Misalnya, ia mengutip motif batik Wahyu Temurun yang mengatakan motif adat ini melambangkan kebahagiaan yang mengalir ke depan. Nuri juga menjelaskan, Batik Marenggo juga mengembangkan berbagai motif, salah satunya adalah bentuk Kawaung yang berarti cinta dan kasih sayang.
Bentuk kawung dipadukan dengan bunga marenggo, daun marenggo, dan bunga sakura. Koleksinya pun ia ciptakan dengan motif baru lainnya yakni motif lahan basah.
“Kami memilih tema lahan basah karena konsepnya adalah kita tidak boleh lupa bahwa dimanapun kita berada, kita harus selalu berpijak pada tanah yang kita cintai,” ujarnya.

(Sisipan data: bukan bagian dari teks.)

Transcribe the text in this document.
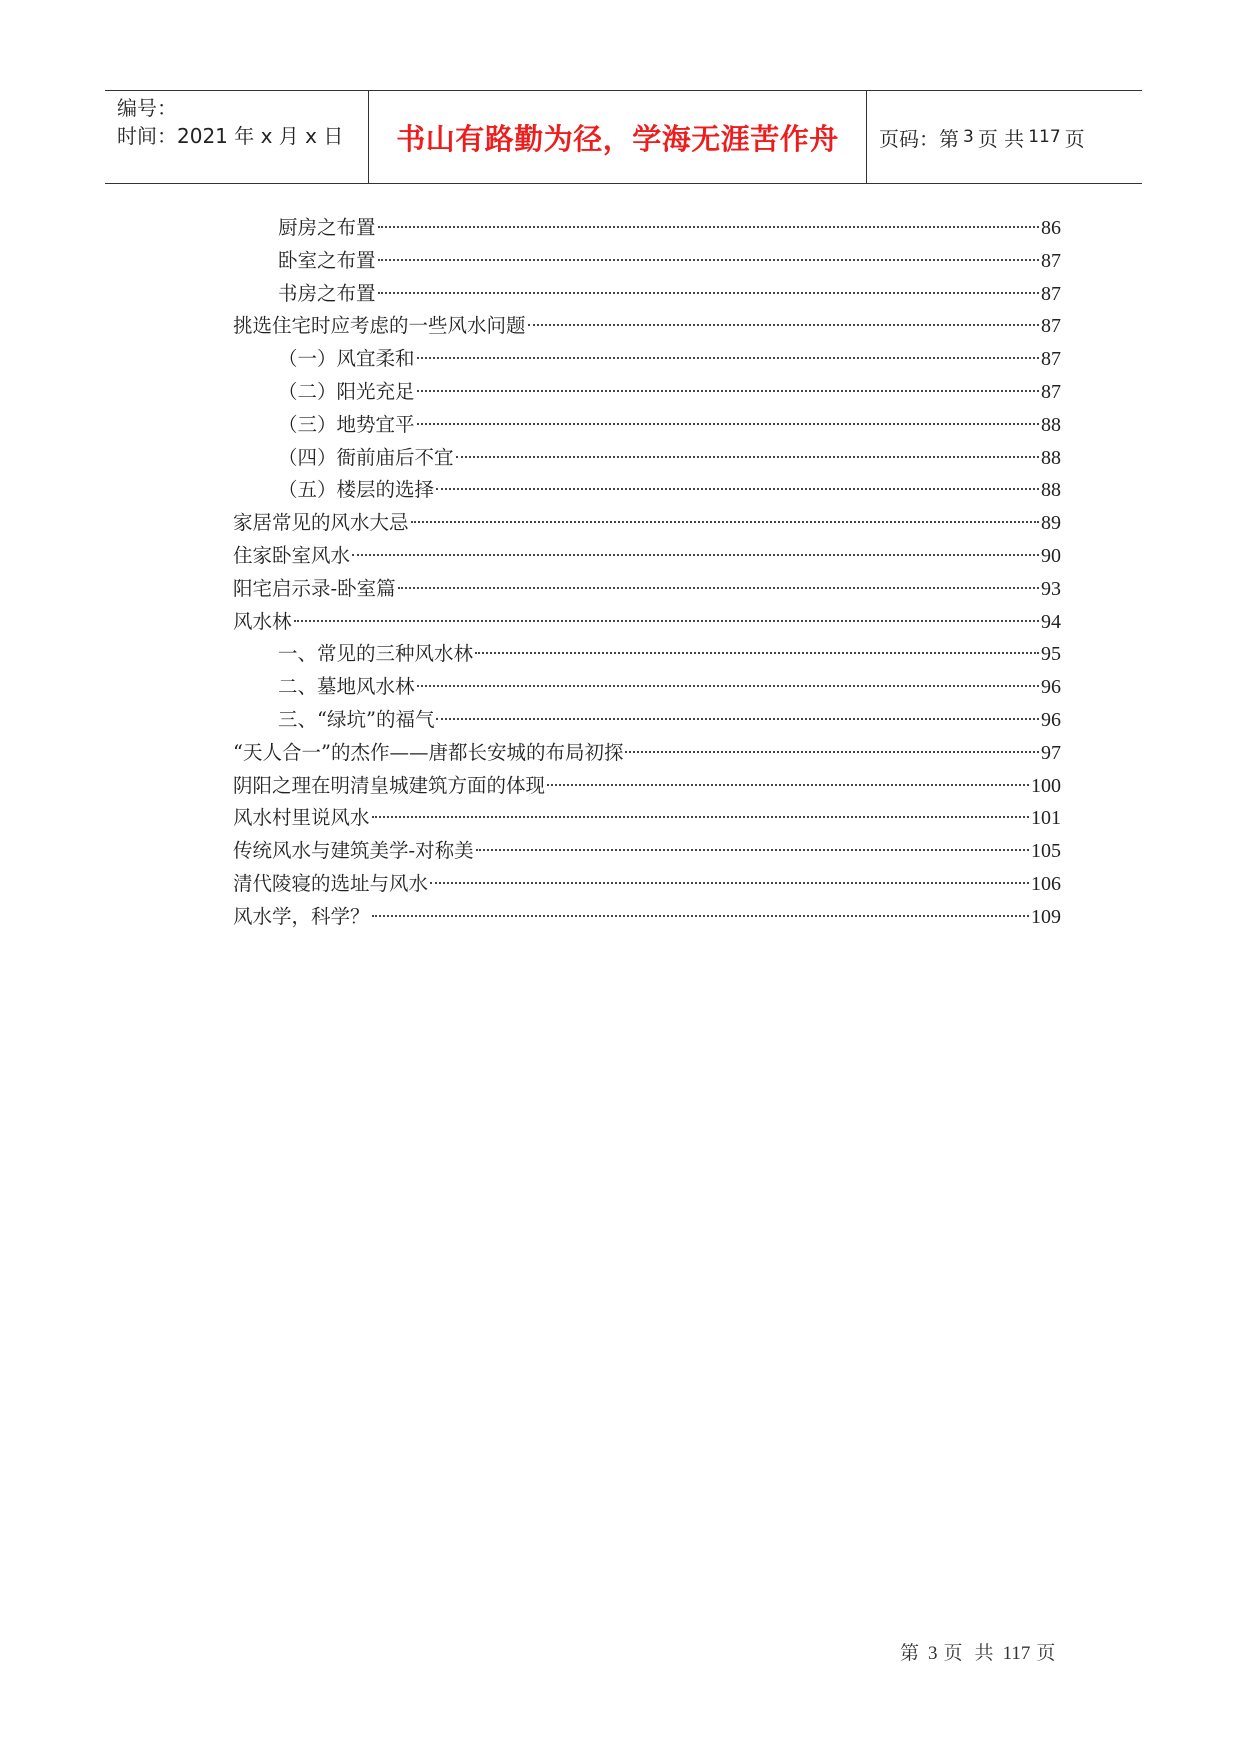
编号：
时间：2021 年 x 月 x 日	书山有路勤为径，学海无涯苦作舟 页码：第 3 页 共 117 页
厨房之布置	86
卧室之布置	87
书房之布置	87
挑选住宅时应考虑的一些风水问题	87
（一）风宜柔和	87
（二）阳光充足	87
（三）地势宜平	88
（四）衙前庙后不宜	88
（五）楼层的选择	88
家居常见的风水大忌	89
住家卧室风水	90
阳宅启示录-卧室篇	93
风水林	94
一、常见的三种风水林	95
二、墓地风水林	96
三、“绿坑”的福气	96
“天人合一”的杰作——唐都长安城的布局初探	97
阴阳之理在明清皇城建筑方面的体现	100
风水村里说风水	101
传统风水与建筑美学-对称美	105
清代陵寝的选址与风水	106
风水学，科学？	109
第 3 页 共 117 页
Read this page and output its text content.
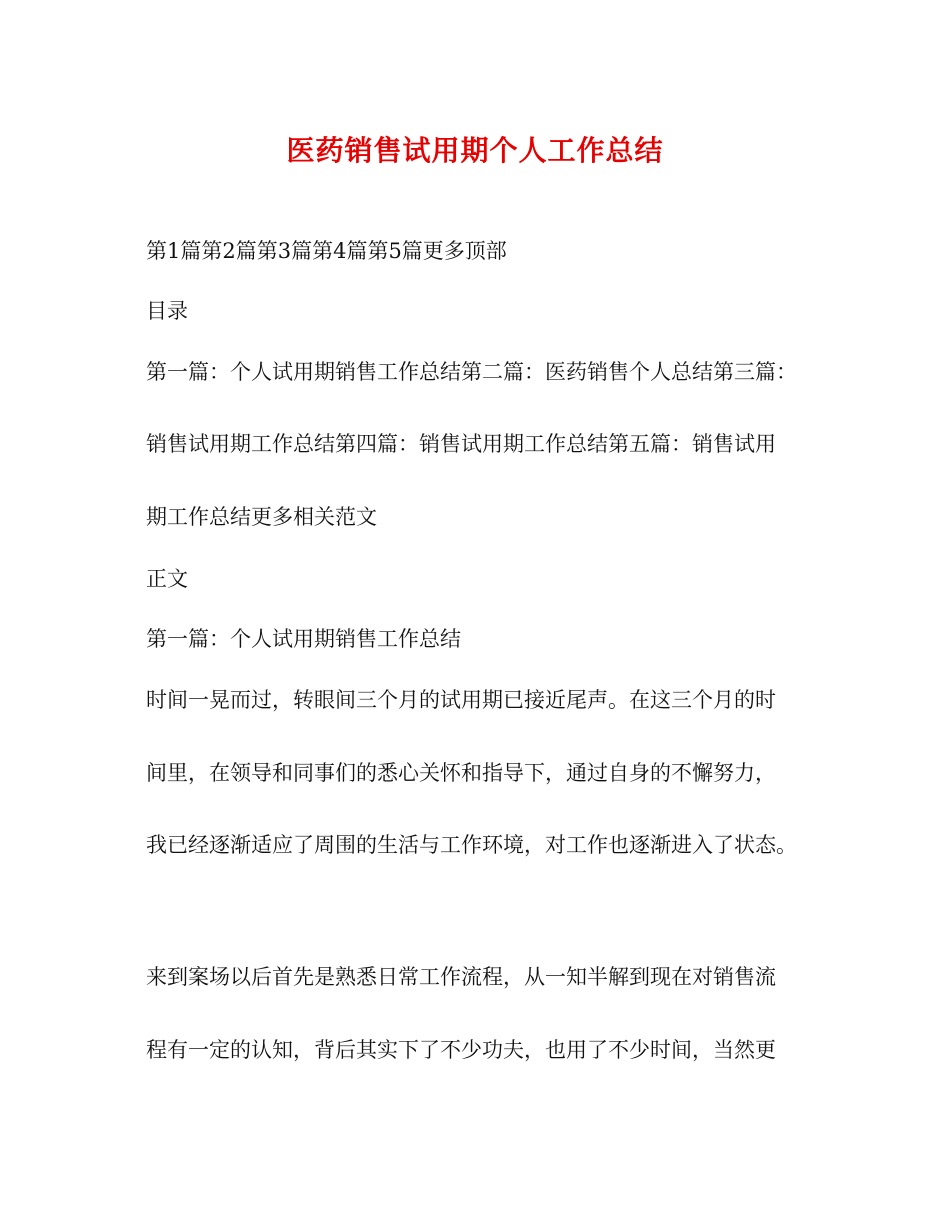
医药销售试用期个人工作总结
第1篇第2篇第3篇第4篇第5篇更多顶部
目录
第一篇：个人试用期销售工作总结第二篇：医药销售个人总结第三篇：
销售试用期工作总结第四篇：销售试用期工作总结第五篇：销售试用
期工作总结更多相关范文
正文
第一篇：个人试用期销售工作总结
时间一晃而过，转眼间三个月的试用期已接近尾声。在这三个月的时
间里，在领导和同事们的悉心关怀和指导下，通过自身的不懈努力，
我已经逐渐适应了周围的生活与工作环境，对工作也逐渐进入了状态。
来到案场以后首先是熟悉日常工作流程，从一知半解到现在对销售流
程有一定的认知，背后其实下了不少功夫，也用了不少时间，当然更
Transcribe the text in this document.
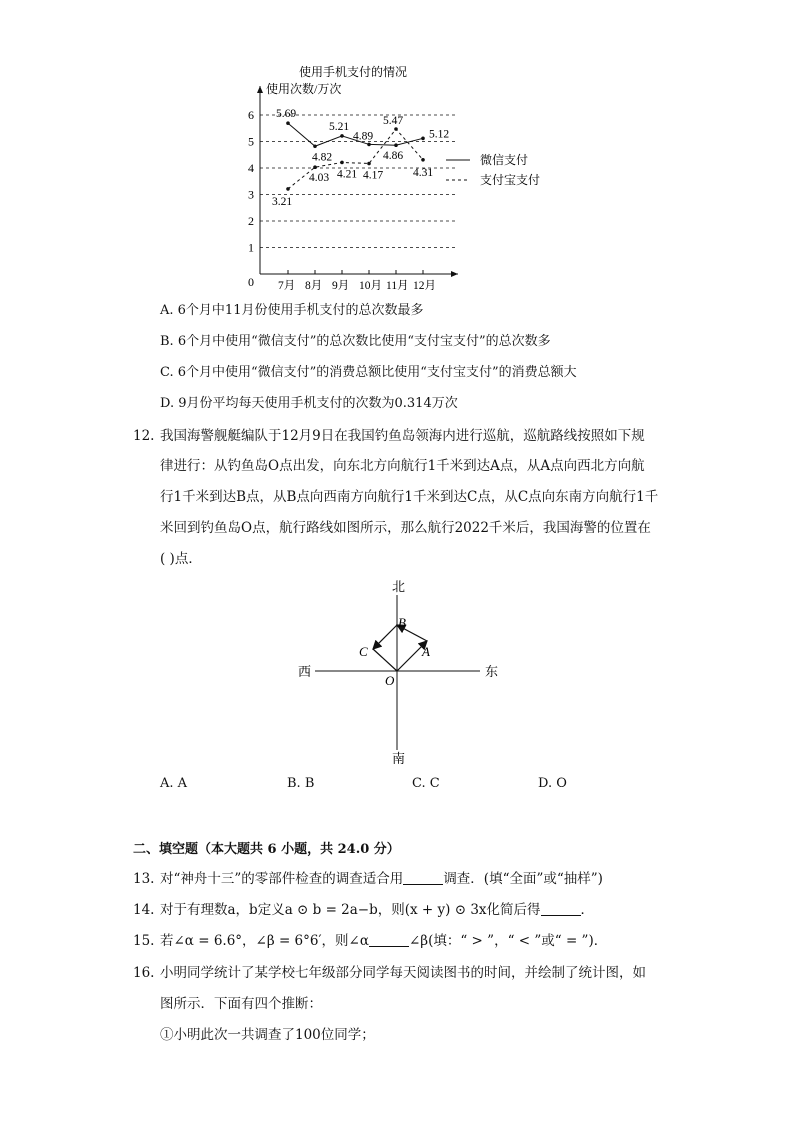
使用手机支付的情况
使用次数/万次
0
1
2
3
4
5
6
7月 8月 9月 10月 11月 12月
5.69
4.82
5.21
4.89
4.86
5.12
3.21
4.03 4.21 4.17
5.47
4.31
微信支付
支付宝支付
A. 6个月中11月份使用手机支付的总次数最多
B. 6个月中使用“微信支付”的总次数比使用“支付宝支付”的总次数多
C. 6个月中使用“微信支付”的消费总额比使用“支付宝支付”的消费总额大
D. 9月份平均每天使用手机支付的次数为0.314万次
12. 我国海警舰艇编队于12月9日在我国钓鱼岛领海内进行巡航，巡航路线按照如下规
律进行：从钓鱼岛O点出发，向东北方向航行1千米到达A点，从A点向西北方向航
行1千米到达B点，从B点向西南方向航行1千米到达C点，从C点向东南方向航行1千
米回到钓鱼岛O点，航行路线如图所示，那么航行2022千米后，我国海警的位置在
( )点．
北
南
西	东
O
A
B
C
A. A	B. B	C. C	D. O
二、填空题（本大题共 6 小题，共 24.0 分）
13. 对“神舟十三”的零部件检查的调查适合用	调查．(填“全面”或“抽样”)
14. 对于有理数a，b定义a ⊙ b = 2a−b，则(x + y) ⊙ 3x化简后得	．
15. 若∠α = 6.6°，∠β = 6°6′，则∠α	∠β(填：“ > ”，“ < ”或“ = ”)．
16. 小明同学统计了某学校七年级部分同学每天阅读图书的时间，并绘制了统计图，如
图所示．下面有四个推断：
①小明此次一共调查了100位同学；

Nuri juga menjelaskan, motif tanah basah merupakan simbol penyebaran cinta kasih kepada seluruh makhluk di sekitar kita. Koleksi ini juga merupakan hasil eksperimen dalam produksi warna-warna baru.
Marenggo Batik dan timnya meneliti perbedaan warna tanah di Yogyakarta dan Jawa Tengah untuk menemukan warna tanah terbaik. Melalui penelitiannya, ia menemukan sebidang tanah di kawasan Klaten, Jawa Tengah, yang ia gunakan untuk membuat koleksi barunya.